The early Allman acts that came before the ABB had an edge that stuck with Duane throughout his short life, an edge inspired by the rough blues and rock influences that he catalyzed so well in his guitar playing and singing. The box set features tunes by the Escorts, the Allmans' first incarnation, which range from hazy instrumentals and surf rock to mesmerizing southern R&B (check out their version of Bobby Blue Bland's "Turn On Your Love Light"). Later outfit the Allman Joys, perhaps known best for the psychedelic rock and bop of "Spoonful" and the blue-eyed soul of "Mister, You're A Better Man Than I," maintains this early edge with a blend of fuzzy, bluesy, and hooky numbers featured on the release.

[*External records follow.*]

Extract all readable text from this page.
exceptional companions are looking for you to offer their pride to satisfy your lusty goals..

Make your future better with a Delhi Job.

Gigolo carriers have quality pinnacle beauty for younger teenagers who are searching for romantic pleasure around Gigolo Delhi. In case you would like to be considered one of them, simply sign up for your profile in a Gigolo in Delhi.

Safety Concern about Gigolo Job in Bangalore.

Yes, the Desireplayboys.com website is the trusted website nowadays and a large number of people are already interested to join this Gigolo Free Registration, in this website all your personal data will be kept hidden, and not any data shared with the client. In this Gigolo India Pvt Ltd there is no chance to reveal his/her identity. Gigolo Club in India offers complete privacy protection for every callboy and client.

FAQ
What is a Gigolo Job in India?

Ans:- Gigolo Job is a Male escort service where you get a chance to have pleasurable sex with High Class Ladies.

In addition, the set contains a handful of great tracks by Hour Glass, another early lineup, as well as recordings that span Duane's career as a session player, accompanist, live jammer, and leader of the ABB. A number of rare singles, songs unavailable on any other release, and a 72-page book with essays by Duane's daughter Galadrielle and Rolling Stone scribe Scott Schinder are also included.

Jason Serinus

Woodstock Speaks


One of America's most beloved holiday creations, the Vince Guaraldi Trio's A Charlie Brown Christmas, has returned. Now in a deluxe package from Fantasy.

It's housed in a colorful cardboard sleeve that doubles as an easy-to-assemble Christmas house complete with stand-up figures of Charlie Brown, Lucy, Linus, and Snoopy, the 14-track CD includes three delicious tunes ("Greensleeves," "Great Pumpkin Waltz," and "Thanksgiving Theme") that were not part of the original LP issue of the soundtrack to the 1965 animated CBS-TV special, A Charlie Brown Christmas. And thanks to Joe Tarantino's excellent new digital remastering, it also offers sound far superior to that on the original CD issue.

Given that I supplied the whistling "Voice of Woodstock" to the 1980 animated CBS-TV special, She's a Good Skate, Charlie Brown, the fact that the Library of Congress honored the soundtrack to A Charlie Brown Christmas in 2012, when the recording's "cultural, historical or aesthetic significance" led to its preservation in the Library's state-of-the-art Packard Campus for Audio Visual Conservation, counts for a lot in my book.

The Library has acknowledged that A Charlie Brown Christmas introduced Guaraldi's light and lovable original jazz themes from that TV special, as well as his jazz versions of both traditional and popular Christmas music, to an entirely new audience. It also guaranteed that Charles Schulz' heart-warming Peanuts family would become an indelible part of American folklore. As you listen to this irresistible album, it becomes clear that Guaraldi performed a minor miracle.

David Shannon

Woodie's Radical Box


American Radical Patriot, Rounder’s recent Woody Guthrie compendium, peers deeply into the life and music of the bard of the proletariat, his Oklahoma origins and chronicling of the Dust Bowl migration and the songs he wrote traveling around the country as a performer and developing political activist.

Including five fascinating hours of the 27-year-old Guthrie storytelling and performing for famed musical archivist Alan Lomax at the Library of Congress in 1940, this limited release (only 5,000 copies) is a trove, also featuring a range of Guthrie ephemera such as radio dramas, songs written while working for the Bonneville Power Administration, public service announcements, and a host of other recordings that paint a vivid portrait of the man both as political rabble rouser and loyalist, all told through his own words and songs. This collection comprises six discs, a DVD, a 60-page booklet, a 78-rpm vinyl pressing, unpublished photos and Guthrie artwork, and a free 258-page download (in PDF format).

In terms of impact on American music, you’d be hard-pressed to find a musician as influential as Guthrie. He inspired a generation of songwriters in the '60s to change forever the way Americans listen to music, to understand how it could become a vehicle for protest and defiance and emblemize a social movement. Yet even that great legacy has humble beginnings, which is probably the whole point of Guthrie’s music and which this set celebrates.